Projects and media can be analyzed by size, project, location, age, duplicated or orphaned files. Snapshots of versions of projects can also be taken at the touch of a button. The solution then allows projects to be moved between tiers of storage or to different locations and incremental project archive versions to be created, while still maintaining a usable and easily accessible format for future retrieval and use.

Storage and recall

Edit storage can become full for many reasons: stalled projects, finished projects, left over render files, duplicate files and media files no longer used by any online project. Project Parking helps manage that storage more efficiently.

The solution works by analyzing all projects and media across all workspaces. It then allows that analysis to be viewed in the UI, and users can rank projects in the most appropriate way. This may be in order of total file size, number of files associated with a project, which workspaces the media is on, or whether media is offline. The location of any duplicate files can also be identified, as can any orphaned media not associated with a project.

Stalled projects can then be taken offline to free up space. It is possible to archive whole projects (all bins, sequences and media files) and update with new versions or archive only important bins. Archived, projects can be moved through the cloud and around the world. A project is transferred with its entire media to any storage so that it can be restored to a new facility, workstation or laptop and edited immediately. (See Figure 1.) Also, orphan and duplicate media files can be managed by moving them offline, which frees up the edit storage.

Figure 1. Project Parking transfers allow users to move Avid projects to new workstations or locations.

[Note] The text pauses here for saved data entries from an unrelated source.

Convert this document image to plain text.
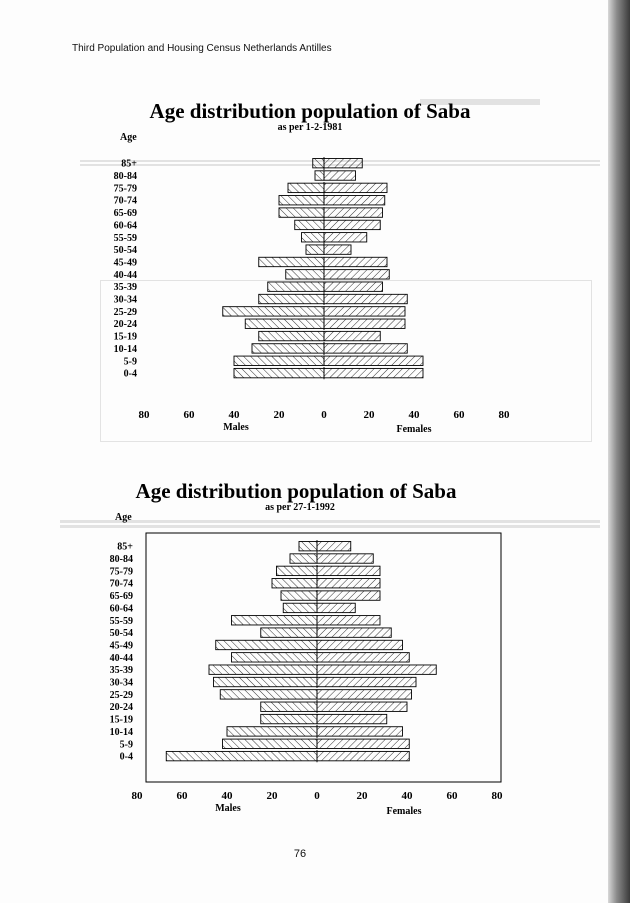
▬▬▬▬▬▬
Third Population and Housing Census Netherlands Antilles
Age distribution population of Saba
as per 1-2-1981
Age
85+
80-84
75-79
70-74
65-69
60-64
55-59
50-54
45-49
40-44
35-39
30-34
25-29
20-24
15-19
10-14
5-9
0-4
80	60	40	20	0	20	40	60	80
Males	Females
Age distribution population of Saba
as per 27-1-1992
Age
85+
80-84
75-79
70-74
65-69
60-64
55-59
50-54
45-49
40-44
35-39
30-34
25-29
20-24
15-19
10-14
5-9
0-4
80	60	40	20	0	20	40	60	80
Males	Females
76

Project Transfer functionality can be used to ensure that all media for a project is in a particular media workspace. For example, media often gets placed in the wrong location, which makes it difficult to find or move later on. Project Parking allows media that has ended up in several different places to be collected and put back in one location, so it can be edited by another workstation in the future. Alternatively, the Transfer functionality allows a project’s media to be moved to a laptop’s local disk for editing off-site, or to a new removable disk for transportation to a new facility.

Retrieval (bringing a project back from deep storage or just from a weekend’s editing at home) is easily achieved by restoring whole projects or just the required bins of an archived project, for re-editing to any other project by listing all archived Avid projects in each destination. Each archive provides information on when it was made. It also details the number of versions that are available along with user comments. The user can choose which version and where to restore the Avid project to, selecting how the original workspaces maps onto currently available ones. It is also possible to merge a new version of a project with one currently online.

Summary

Project Parking gives users the tools to improve the efficient use of high-value edit storage and to reduce capital expenditure on additional edit storage by copying Avid projects to nearline, offline efficient IT storage or removable storage. The solution improves the reliability and speed of archiving by allowing the movement of complete Avid projects easily from one site to another, or from facility to home, so users can have full confidence that projects will be in exactly the same state as when they were archived.

This enables editors to efficiently manage projects, take complete Avid projects off-site and even re-edit away from the central facility and then merge back again. In addition to those workflow benefits, work can also be protected by creating snapshots of projects before major edit changes, interruptions to production, or for simply handing over to other editors.

Ben Miles is business development manager, Marquis Broadcast.